One year after we ran the SunTrust National Marathon — our first 26.2 race ever — Epod, Heather, and I were back at RFK on Sunday to race the event again. This time, though, we “only” did the half.
Eight months after they moved to Denver, Heather and her boyfriend D were back in DC to visit and run the National Half. Their goals were to beat a certain time, maybe even get a PR. My goal? To run the whole race pain-free.
Also, to not fall while filming it:
Race week started with a couple of 5+-mile runs that felt great. I had been icing and stretching and foam-rolling my right knee all week, determined not to fall apart at the end of the half on Saturday. By Friday, I was feeling strong and confident as we went to the Stadium Armory for packet pickup.
There, I met a couple of giants in the racing world. Kara Goucher, who’s running Boston next month and who seemed genuinely excited to meet me (celebrities sure seem taller in person):
And Dana Casanave, who last year raised thousands of dollars for an African charity by running 52 marathons in 52 weeks last year. She gave a really inspirational speech and was super nice to random people approaching her and asking for photos (also, VERY tall):
On race eve, Epod, Heather, D, and I went to Pasta Mia for a carbo-loading dinner. We consumed two bottles of wine, two baskets of bread, and four plates of enough pasta to feed a small village. Seriously, we could have split one dish and I still would have eaten enough glycogen to get me through the race. But since I’m not a quitter, I ate way too much and followed dinner up with a few beers at a buddy’s BBQ that evening (not the way to get a PR, by the way).

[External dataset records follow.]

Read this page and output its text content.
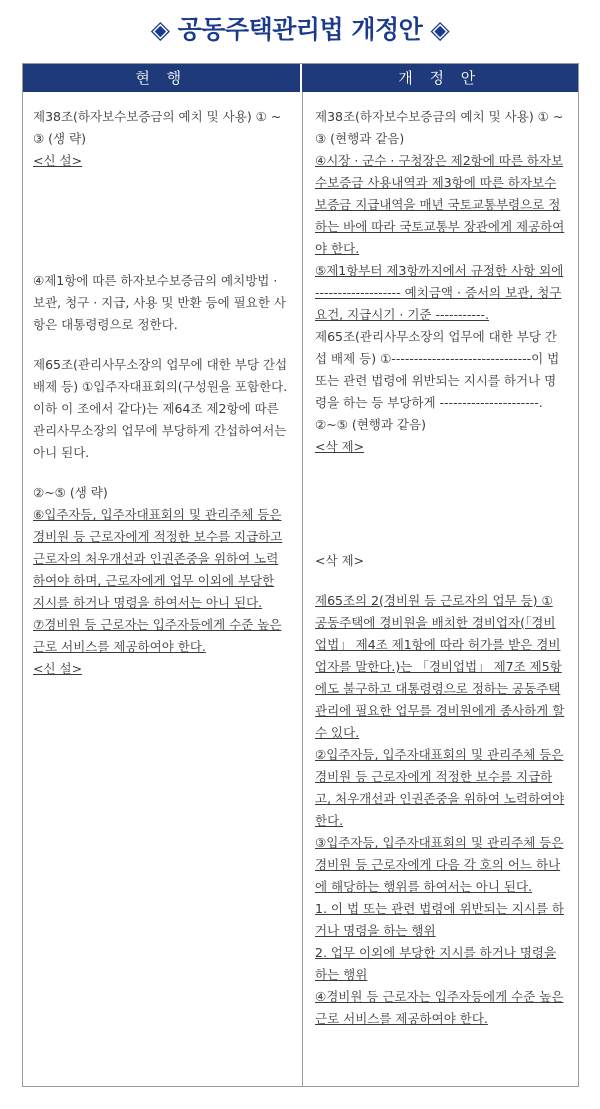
◈ 공동주택관리법 개정안 ◈
현 행	개 정 안

제38조(하자보수보증금의 예치 및 사용) ① ~ ③ (생 략)

<신 설>

④제1항에 따른 하자보수보증금의 예치방법 · 보관, 청구 · 지급, 사용 및 반환 등에 필요한 사항은 대통령령으로 정한다.

제65조(관리사무소장의 업무에 대한 부당 간섭 배제 등) ①입주자대표회의(구성원을 포함한다. 이하 이 조에서 같다)는 제64조 제2항에 따른 관리사무소장의 업무에 부당하게 간섭하여서는 아니 된다.

②~⑤ (생 략)

⑥입주자등, 입주자대표회의 및 관리주체 등은 경비원 등 근로자에게 적정한 보수를 지급하고 근로자의 처우개선과 인권존중을 위하여 노력하여야 하며, 근로자에게 업무 이외에 부당한 지시를 하거나 명령을 하여서는 아니 된다.

⑦경비원 등 근로자는 입주자등에게 수준 높은 근로 서비스를 제공하여야 한다.

<신 설>

제38조(하자보수보증금의 예치 및 사용) ① ~ ③ (현행과 같음)

④시장 · 군수 · 구청장은 제2항에 따른 하자보수보증금 사용내역과 제3항에 따른 하자보수보증금 지급내역을 매년 국토교통부령으로 정하는 바에 따라 국토교통부 장관에게 제공하여야 한다.

⑤제1항부터 제3항까지에서 규정한 사항 외에 ------------------- 예치금액 · 증서의 보관, 청구요건, 지급시기 · 기준 -----------.

제65조(관리사무소장의 업무에 대한 부당 간섭 배제 등) ①-------------------------------이 법 또는 관련 법령에 위반되는 지시를 하거나 명령을 하는 등 부당하게 ----------------------.

②~⑤ (현행과 같음)

<삭 제>

<삭 제>

제65조의 2(경비원 등 근로자의 업무 등) ① 공동주택에 경비원을 배치한 경비업자(「경비업법」 제4조 제1항에 따라 허가를 받은 경비업자를 말한다.)는 「경비업법」 제7조 제5항에도 불구하고 대통령령으로 정하는 공동주택 관리에 필요한 업무를 경비원에게 종사하게 할 수 있다.

②입주자등, 입주자대표회의 및 관리주체 등은 경비원 등 근로자에게 적정한 보수를 지급하고, 처우개선과 인권존중을 위하여 노력하여야 한다.

③입주자등, 입주자대표회의 및 관리주체 등은 경비원 등 근로자에게 다음 각 호의 어느 하나에 해당하는 행위를 하여서는 아니 된다.

1. 이 법 또는 관련 법령에 위반되는 지시를 하거나 명령을 하는 행위

2. 업무 이외에 부당한 지시를 하거나 명령을 하는 행위

④경비원 등 근로자는 입주자등에게 수준 높은 근로 서비스를 제공하여야 한다.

I had trouble sleeping and woke up at 4:30am on Saturday groggy and bleary-eyed. I picked up Kate and we all drove to the madness that was RFK, where no one knew anything about parking or where to go but where we luckily found a spot on East Capitol that a cop implied would “probably” be OK to park in.
My goal, like I said, really was to just run pain-free. For the first time in a while, I had no number in my head when it came to a time goal, so it felt sort of liberating not to worry about a quantifiable target. I knew that if I ran too hard and aggravated my IT band, I would be pissed at myself. And I knew I couldn’t break my PR of 1:54:44 so I decided to just have fun.
This goal was further cemented by the fact that there would be a huge hill around mile 7 that would wipe me out if I didn’t conserve enough energy. Running up Connecticut and Columbia avenues is not the most fun aspect of running; luckily, there is so much support from Dupont to Adams Morgan that the time flies by.
Race support matters so much it’s almost surprising. Random strangers cheering you on just makes you happier and you (subconsciously, at least) run better hearing their cheers.
I also had several friends who came out to watch: MJ at mile 4 on Constitution Ave, and Ryan and Nicole both at mile 7-ish on Columbia. I like to stop and say hi when I see friends but they seem to think I’m in a hurry or something and often make me keep going. How about a breather, come on!
By mile 9, I was dragging and it was all too easy to walk a bit longer during water breaks. But at mile 9.3, just as I was about to eat my second serving of shot blocks, I felt a hard slap on my ass as a runner flew by, her blonde ponytail swinging side-to-side. “Fuck!” I yelled as I realized Epod, who had taken an early 3-minute port-a-pottie break, had caught up and passed me.
No time for shot blocks, I thought, my competitive juices flowing. I cannot let her beat me. I picked up the pace and started to trail her in the hopes of reeling her in.
Yet step after step, I could not catch her. Her stride looked effortless and I knew she was running a special race. Passing her would just be a dick move, I thought, even if I could catch up to her. By mile 12.5, when I knew my knee would be OK, I finally ran faster and caught her.
We ran the rest of the way together, with Epod showing a surprising kick that left me in the dust the last few yards. We ran the last mile or so at an 8:45 pace and finished with the same chip time of 2:08:38.
It was my third slowest half marathon time but one of my most enjoyable. It was Epod’s PI-PR (post-injury personal record), which gave her a runner’s high the rest of the day.
We got through the clusterfuck of the finish line and food tent and met up with D and Heather, who ran a PR of 1:42:04 (maybe a slight hangover is good for running). We also saw MJ, who I know wished she had been able to run it with us.
We warmed up inside the Armory and then went back out to cheer on Kate, who was running her first full marathon. We saw her just as she crossed the finish line in 3:27:56 and had so much energy she was reportedly dancing at mile 16.
Kate invited us to her place for a post-race brunch. One of the great benefits of running is how tasty food is after a long race. We scarffed down cookies, quiche, fruit, banana bread, and mimosas like it was going out of style.
When we got home that afternoon, Epod and I fell asleep and snoozed for I don’t know how many hours before waking up around 6pm. It was a great race day, one I won’t forget anytime soon.
Next race? Cherry Blossom 10-miler this Sunday!